The game, as with previous entries, offers plenty of content to distract you from the main story. You’ll encounter plenty of sub-stories, some of which tie into the main tale. These side quests range from the emotional to the downright silly. One can have you chasing a drone through the streets of Kamarucho, while another can put you in pursuit of a bomber. One very cute sub-story involves finding cats to populate a cat cafe. This particular quest has you making friends with stray cats by feeding them various flavors of cat food (purchased at any local Poppo store) and making friends with the felines. It can get a bit addicting, chasing down every meow to find a new cat to send to the cafe. You can visit your new furry friends at the cafe at any point. It may not be important as far as the main story, but it’s adorable and fun, and let’s you indulge a lighter side to Kiryu.
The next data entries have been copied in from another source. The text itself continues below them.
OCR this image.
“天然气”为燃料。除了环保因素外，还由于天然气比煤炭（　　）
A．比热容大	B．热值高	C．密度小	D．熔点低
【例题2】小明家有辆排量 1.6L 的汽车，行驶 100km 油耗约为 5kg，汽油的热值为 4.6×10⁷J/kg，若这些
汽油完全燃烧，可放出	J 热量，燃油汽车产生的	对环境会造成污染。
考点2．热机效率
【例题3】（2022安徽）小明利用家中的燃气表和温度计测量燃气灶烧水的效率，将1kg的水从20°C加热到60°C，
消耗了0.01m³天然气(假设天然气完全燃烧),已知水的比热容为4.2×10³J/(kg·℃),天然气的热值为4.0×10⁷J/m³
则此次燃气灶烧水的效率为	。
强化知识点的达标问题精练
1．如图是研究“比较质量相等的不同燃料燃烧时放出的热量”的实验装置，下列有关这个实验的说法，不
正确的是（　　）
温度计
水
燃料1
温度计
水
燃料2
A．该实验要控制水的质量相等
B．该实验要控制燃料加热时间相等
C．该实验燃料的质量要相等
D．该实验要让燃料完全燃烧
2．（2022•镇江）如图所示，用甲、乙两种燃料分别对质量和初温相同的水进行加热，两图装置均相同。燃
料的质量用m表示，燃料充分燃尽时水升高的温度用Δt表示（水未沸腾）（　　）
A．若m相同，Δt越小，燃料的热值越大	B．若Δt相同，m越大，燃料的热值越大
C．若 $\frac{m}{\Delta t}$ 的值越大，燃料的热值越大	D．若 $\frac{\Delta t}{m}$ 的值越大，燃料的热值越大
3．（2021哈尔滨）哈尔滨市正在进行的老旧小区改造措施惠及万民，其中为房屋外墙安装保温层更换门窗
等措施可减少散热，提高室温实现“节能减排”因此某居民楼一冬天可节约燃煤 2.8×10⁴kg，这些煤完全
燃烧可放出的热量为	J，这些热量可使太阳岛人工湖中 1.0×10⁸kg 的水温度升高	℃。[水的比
In addition to Troublr missions and sub-stories, you can divert yourself with battling roving gangs of various ne’er-do-wells and activities. Activities include playing darts, retro video games, using the batting cage, or playing Mahjong. There’s also the RIZAP gym, where you can train on various equipment and enter into a fitness regimen that combines both workouts and diet. Eating plays an important role, with different foods and drinks offering various perks to help you level up. The perks can go towards leveling your stamina or level of alcohol tolerance, among others, that help you to become a well balanced fighter. You can also find keys that unlock safes that are scattered about both Kamarucho and Onomichi. The safes hold items that can be equipped to give you additional buffs to health, attacks, and defense. Some items can also be purchased from local merchants, including some neat little whimsical surprises. While you can choose to ignore most of the side stuff, it does provide a deep level of content to immerse yourself into.

For those who don’t want to side track themselves from the main story, you can also opt to wait until the post game to explore the two cities. Upon the clearing the main story, the Continue option gives you the choice of New Game +, which carries over all of your abilities and starts the story from the beginning, or Premium Adventure, which allows you to explore and play the side stories and Troublr missions without interfering with the main story. Another nice addition is by pressing R3 you can enter first person mode. Combat is always in 3rd person, but the first person view is good for seeking out items and just generally taking in the sights around you. Controls in general are tight and responsive, and easy to use.

While the game is overall fantastic, it does have some minor flaws which can provide a little irritation. Prompts can sometimes be hard to read or even hard to get to the proper angle to activate. The camera will on occasion present you with a poor angle during combat, where you can end up being behind scenery. Neither flaw detracted from my enjoyment of the game, but they are there, so they need to be mentioned. Visually, the game looks very good, with the character models being the strongest and very well done. The game is in Japanese with English subtitles, and the voice acting is solid. The script offers moments of humor to go along with the emotional drama, and these moments can be laugh out loud funny. Characters are well developed, with most having defined arcs. The whole game feels like an interactive crime movie, and provides and nice balance between both sitting and watching for a bit and giving you ample gameplay.

In all, Yakuza 6: The Song of Life is another excellent entry into a solid franchise, and provides us a fitting conclusion to Kazuma Kiryu’s story. While this is a fond and satisfying farewell to Kiryu, it by no means signals the end of the franchise, as there are other characters that can carry things forward. It’s a game that will please veterans and is friendly to newcomers (newbies will no doubt be inspired to go back and play the earlier games). Combat is fun as always, and the content deep enough to easily warrant a purchase. It may not be the most challenging game out there, but its story telling and richness of characters make this well worth your time. Now I need to go back and find more kitties. And pummel some bad guys along the way.